Russia’s central bank opened its first overseas office in Beijing last month, coming one step closer to replacing the U.S. dollar as the world’s reserve currency.
The South China Morning Post reported the new office was part of agreements made between the two countries “to seek stronger economic ties.”
“The opening of a Beijing representative office by the Central Bank of Russia was a “very timely” move to aid specific cooperation, including bond issuance, anti-money laundering and anti-terrorism measures between China and Russia,” Dmitry Skobelkin, deputy governor of the Central Bank of Russia said.
Financial regulators from both countries agreed last May to issue home-currency-denominated bonds in each other’s respective markets, a move that is seen as the beginning of the dethroning of the U.S. dollar, as both countries have stated they would implement a replacement for years.
China opened up its gold market in 2016, an entirely separate system than the COMEX gold futures market in New York and the Over-the-Counter (OTC) trades cleared through the London Bullion Market. China and Russia have both been working to undermine the West and the U.S. dollar since China called for a new world reserve currency in 2009.
A Wikileaks cable titled “China increases its gold reserves in order to kill two birds with one stone” shows that China was already shifting some of its massive foreign holdings into gold and away from the U.S. dollar in 2009. China again began stockpiling gold in 2013, when they bought JPMorgan’s building that previously housed its gold.
The IMF and United Nations have even expressed agreement that it’s time to replace the U.S. dollar as the world reserve currency with what’s known as SDRs or special drawing rights. Then the Asian Infrastructure Investment Bank (AIIB) was planned between 2010-2012, and was fully operational by 2016.
“China has been pushing for the SDR to become more widely used for some time, as a way to challenge the dominance of the dollar without pushing the renminbi as a direct competitor,” Julian Evans-Pritchard, a China economist at Capital Economics in Singapore, told Reuters.
In 2014, Russian and Chinese central banks agreed on a draft currency swap agreement, which allowed them to increase trade in domestic currencies and cut the dependence on the U.S. dollar in bilateral payments made between the two countries. That same year, China’s Foreign Exchange Trade System extended the yuan’s swaps trading to 11 currencies on the interbank foreign-exchange market, Bloomberg reported.
Russia and China furthered the dollar’s divide in 2015, by setting up an alternative to the EU-based global currency messaging and interchange service or SWIFT called CIPS or (China International Payment System.) China then approved the usage of the Russian ruble over the U.S. dollar for its border city Suifenhe City, Heilongjiang Province in a pilot program. Later the same year, the two countries opened up an e-commerce platform called incubator in that same province.
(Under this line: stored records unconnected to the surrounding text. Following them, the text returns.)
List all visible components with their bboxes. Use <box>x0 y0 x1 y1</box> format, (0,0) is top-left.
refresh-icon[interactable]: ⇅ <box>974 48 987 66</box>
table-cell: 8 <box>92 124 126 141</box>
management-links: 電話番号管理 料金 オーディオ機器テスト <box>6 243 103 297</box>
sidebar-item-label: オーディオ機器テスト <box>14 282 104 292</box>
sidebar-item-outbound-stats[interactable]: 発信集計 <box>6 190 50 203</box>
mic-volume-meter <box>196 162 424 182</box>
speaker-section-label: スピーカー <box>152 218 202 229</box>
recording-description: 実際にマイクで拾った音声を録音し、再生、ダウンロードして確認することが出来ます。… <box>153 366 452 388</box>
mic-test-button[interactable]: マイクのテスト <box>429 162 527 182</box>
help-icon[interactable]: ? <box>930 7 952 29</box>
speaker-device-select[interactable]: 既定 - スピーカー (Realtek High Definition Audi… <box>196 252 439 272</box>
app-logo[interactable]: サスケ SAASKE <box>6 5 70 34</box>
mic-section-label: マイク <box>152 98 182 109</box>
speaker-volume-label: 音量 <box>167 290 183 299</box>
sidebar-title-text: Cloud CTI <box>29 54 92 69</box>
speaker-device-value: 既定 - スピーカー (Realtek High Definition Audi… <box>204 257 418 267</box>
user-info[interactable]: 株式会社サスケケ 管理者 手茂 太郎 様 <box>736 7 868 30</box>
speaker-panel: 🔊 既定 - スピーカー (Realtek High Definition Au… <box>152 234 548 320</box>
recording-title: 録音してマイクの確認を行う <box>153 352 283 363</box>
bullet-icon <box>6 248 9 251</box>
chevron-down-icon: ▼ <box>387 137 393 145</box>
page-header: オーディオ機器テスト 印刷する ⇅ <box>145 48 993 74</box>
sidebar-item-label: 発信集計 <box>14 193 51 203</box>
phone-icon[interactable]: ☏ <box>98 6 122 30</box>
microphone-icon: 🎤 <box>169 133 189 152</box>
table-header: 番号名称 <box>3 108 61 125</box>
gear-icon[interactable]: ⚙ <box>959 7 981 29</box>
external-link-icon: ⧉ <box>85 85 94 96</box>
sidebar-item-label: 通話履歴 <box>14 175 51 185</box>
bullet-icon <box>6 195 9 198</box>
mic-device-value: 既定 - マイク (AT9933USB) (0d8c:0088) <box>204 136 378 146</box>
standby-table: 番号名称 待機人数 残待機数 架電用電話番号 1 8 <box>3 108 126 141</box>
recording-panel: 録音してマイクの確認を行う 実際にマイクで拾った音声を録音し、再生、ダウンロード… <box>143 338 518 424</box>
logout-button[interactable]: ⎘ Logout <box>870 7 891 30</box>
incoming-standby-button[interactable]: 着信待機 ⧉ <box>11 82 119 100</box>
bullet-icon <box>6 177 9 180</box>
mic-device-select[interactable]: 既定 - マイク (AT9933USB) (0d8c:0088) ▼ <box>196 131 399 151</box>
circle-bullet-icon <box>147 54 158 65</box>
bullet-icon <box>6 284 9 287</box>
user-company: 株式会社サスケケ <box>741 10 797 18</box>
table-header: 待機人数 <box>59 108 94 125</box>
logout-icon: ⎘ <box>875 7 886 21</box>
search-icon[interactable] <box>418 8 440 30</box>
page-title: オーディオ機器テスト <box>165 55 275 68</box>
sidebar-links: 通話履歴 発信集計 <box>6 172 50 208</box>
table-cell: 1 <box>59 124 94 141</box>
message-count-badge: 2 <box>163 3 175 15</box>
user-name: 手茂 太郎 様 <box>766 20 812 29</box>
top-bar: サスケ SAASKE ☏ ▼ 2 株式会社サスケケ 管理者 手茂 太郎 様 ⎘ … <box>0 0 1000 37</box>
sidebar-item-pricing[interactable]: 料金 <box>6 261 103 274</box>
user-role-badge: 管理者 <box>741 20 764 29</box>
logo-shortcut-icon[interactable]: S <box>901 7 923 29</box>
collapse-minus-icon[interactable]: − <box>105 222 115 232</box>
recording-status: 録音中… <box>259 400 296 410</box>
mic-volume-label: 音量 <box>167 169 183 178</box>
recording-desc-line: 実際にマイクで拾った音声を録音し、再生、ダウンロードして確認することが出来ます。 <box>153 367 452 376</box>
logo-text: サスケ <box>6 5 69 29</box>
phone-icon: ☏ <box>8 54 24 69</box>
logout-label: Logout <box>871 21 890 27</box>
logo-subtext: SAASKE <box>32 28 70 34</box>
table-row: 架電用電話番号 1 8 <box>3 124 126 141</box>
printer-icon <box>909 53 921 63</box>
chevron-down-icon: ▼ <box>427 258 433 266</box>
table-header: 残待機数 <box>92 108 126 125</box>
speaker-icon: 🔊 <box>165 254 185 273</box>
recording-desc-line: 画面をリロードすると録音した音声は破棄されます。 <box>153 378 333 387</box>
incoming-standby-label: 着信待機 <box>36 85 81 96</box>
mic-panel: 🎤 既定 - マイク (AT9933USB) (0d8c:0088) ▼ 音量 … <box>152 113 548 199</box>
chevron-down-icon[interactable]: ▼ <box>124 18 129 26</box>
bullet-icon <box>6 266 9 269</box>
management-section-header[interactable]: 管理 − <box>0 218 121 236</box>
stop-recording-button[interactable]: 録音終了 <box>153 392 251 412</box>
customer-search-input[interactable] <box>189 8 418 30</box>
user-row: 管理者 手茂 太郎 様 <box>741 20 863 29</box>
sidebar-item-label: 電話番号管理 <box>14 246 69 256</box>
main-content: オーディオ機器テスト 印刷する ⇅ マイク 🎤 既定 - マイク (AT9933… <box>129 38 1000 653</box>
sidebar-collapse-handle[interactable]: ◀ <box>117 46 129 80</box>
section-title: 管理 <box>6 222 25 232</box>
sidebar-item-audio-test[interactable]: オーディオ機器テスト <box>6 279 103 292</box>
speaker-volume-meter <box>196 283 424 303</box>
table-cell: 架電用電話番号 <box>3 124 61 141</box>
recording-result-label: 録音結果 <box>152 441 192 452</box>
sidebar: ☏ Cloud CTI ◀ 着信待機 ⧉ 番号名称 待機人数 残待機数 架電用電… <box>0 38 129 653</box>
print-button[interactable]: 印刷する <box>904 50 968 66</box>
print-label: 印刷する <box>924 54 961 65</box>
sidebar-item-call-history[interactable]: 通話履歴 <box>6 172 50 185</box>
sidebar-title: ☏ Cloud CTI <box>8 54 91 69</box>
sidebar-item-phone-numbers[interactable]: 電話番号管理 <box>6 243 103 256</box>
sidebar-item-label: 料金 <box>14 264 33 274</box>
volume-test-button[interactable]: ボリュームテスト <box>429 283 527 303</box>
Following years of work, on October 1st, 2016, the Yuan joined the IMF’s SDR currency basket. The IMF did an analysis and concluded that financial instruments denominated in SDR would lower volatility and risk compared to holding assets in individual currencies, as well as save costs. “M-SDRs could, therefore, be attractive to investors and issuers by offering a prepackaged diversification option,” the IMF wrote.
For years now, Russia and China have begun buying gold in massive amounts and dumping U.S. Treasury bonds at an accelerating rate.
Finally there is the BRICS alliance formed of Brazil, Russia, India, China and South Africa – to bypass and overtake the U.S. dollar as the world’s reserve currency.
The current geopolitical tensions between the U.S. deep state and Russia make a lot more sense when you understand Putin is making moves against the globalist golden goose – the U.S. dollar.